In 1789, Antoine Lavoisier published a list of 33 chemical elements, grouping them into gases, metals, nonmetals, and earths.

 In 1829, Johann Wolfgang Döbereiner observed that many elements could be grouped into triads based on their chemical properties. For example, Lithium, Sodium and Potassium were grouped together in a triad, as soft, reactive metals. German chemist Leopold Gmelin worked with this system, and by 1843 he had identified 10 triads, three groups of 4 and 1 group of 5. However, although various chemists were able to identify relationships between small groups of elements, they had yet to build one scheme that encompassed them all.

In 1862, the French geologist Alexandre-Émile Béguyer de Chancourtois published an early form of the periodic table, which he called the telluric helix or screw. His paper used geological rather than chemical terms and did not include a diagram. As a result, it received little attention until the work of Dmitri Mendeleev.

In 1864, Julius Lothar Meyer, a German chemist, published a table with 28 elements.
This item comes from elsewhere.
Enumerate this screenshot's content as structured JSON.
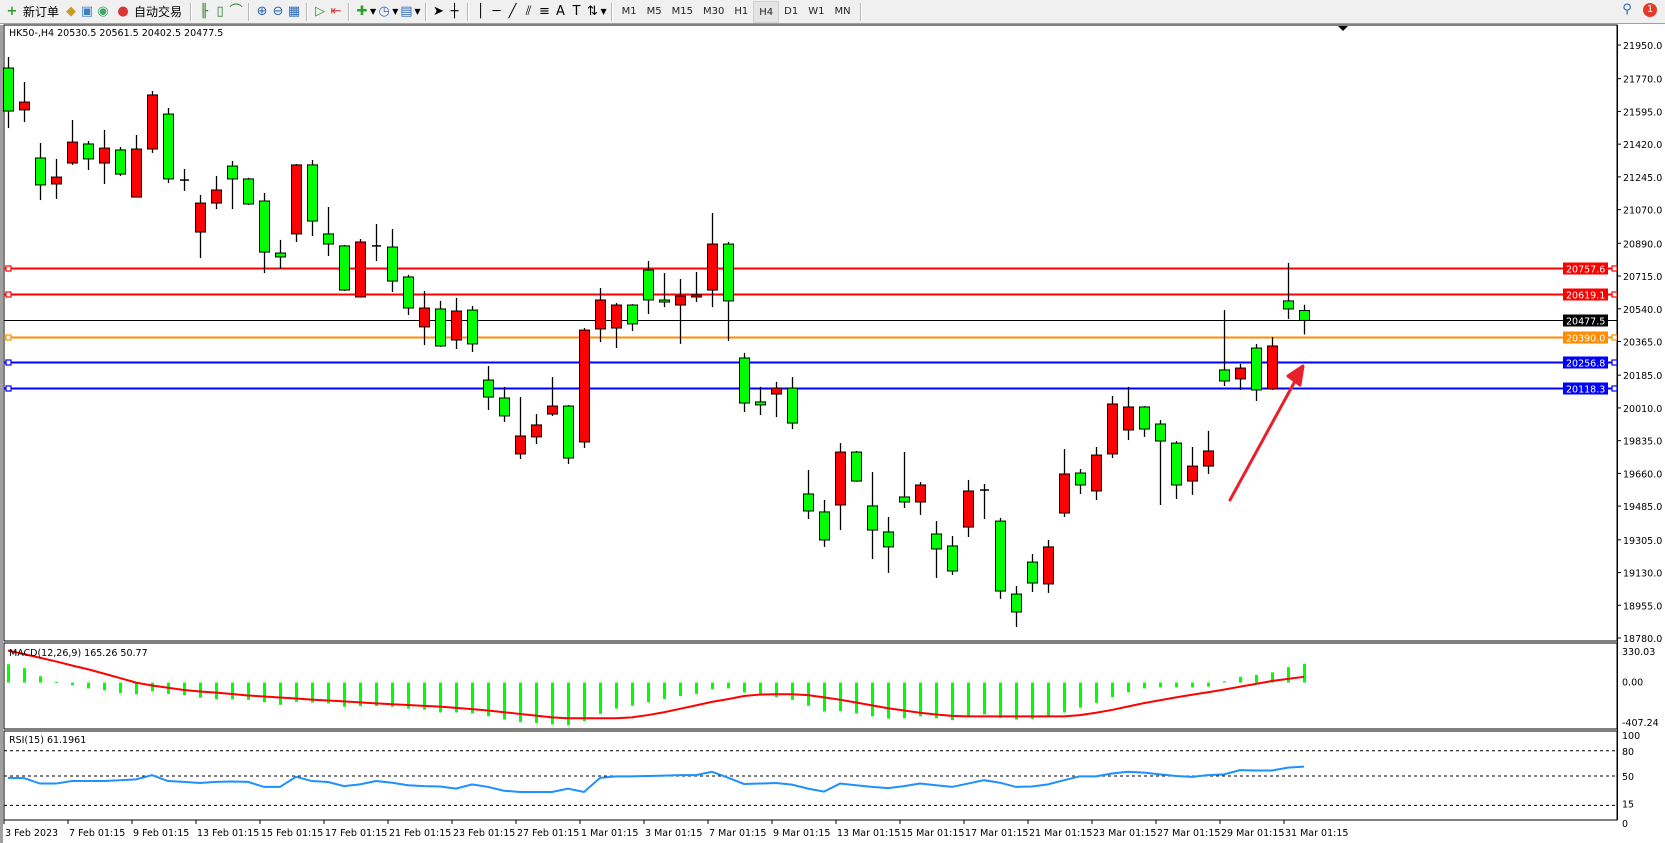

Realizing that an arrangement according to atomic weight did not exactly fit the observed periodicity in chemical properties he gave valency priority over minor differences in atomic weight.

Concurrently, English chemist William Odling published an arrangement of 57 elements, ordered on the basis of their atomic weights. Odling alluded to the idea of a periodic law but did not pursue it. He subsequently proposed (in 1870) a valence-based classification of the elements.

English chemist John Newlands produced a series of papers from 1863 to 1866 noting that when the elements were listed in order of increasing atomic weight, similar physical and chemical properties recurred at intervals of eight. He likened such periodicity to the octaves of music. This so termed Law of Octaves was ridiculed by Newlands’ contemporaries, and the Chemical Society refused to publish his work. The Chemical Society only acknowledged the significance of his discoveries five years after they credited Mendeleev.

Russian chemistry professor Dmitri Mendeleev and German chemist Julius Lothar Meyer independently published their periodic tables in 1869 and 1870, respectively. The recognition and acceptance afforded to Mendeleev’s table came from two decisions he made. The first was to leave gaps in the table when it seemed that the corresponding element had not yet been discovered. Mendeleev was not the first chemist to do so, but he was the first to be recognized as using the trends in his periodic table to predict the properties of those missing elements, such as gallium and germanium. The second decision was to occasionally ignore the order suggested by the atomic weights and switch adjacent elements, such as tellurium and iodine, to better classify them into chemical families.

In 1871, Mendeleev published his periodic table in a new form, with groups of similar elements arranged in columns rather than in rows, and those columns numbered I to VIII corresponding with the element’s oxidation state. He also gave detailed predictions for the properties of elements he had earlier noted were missing but should exist. These gaps were subsequently filled as chemists discovered additional naturally occurring elements.

The popular periodic table layout, also known as the common or standard form is attributable to Horace Groves Deming (1923).

In 1945, Glenn Seaborg, an American scientist, made the suggestion that the actinide elements, like the lanthanides, were filling an f sub-level. Before this time, the actinides were thought to be forming a fourth d-block row. Seaborg’s suggestion was found to be correct, and he subsequently went on to win the 1951 Nobel Prize in chemistry for his work in synthesizing actinide elements. As we know, the periodic table has undergone many changes throughout its history, until it has reached the modern form we see today. Many elements were found in nature, and some have been synthesized in labs. Scientists are working, even now, to find more elements and improve the periodic table. Let us hope that we continue to find out more about the periodic table, and that our chemical knowledge improves in the process.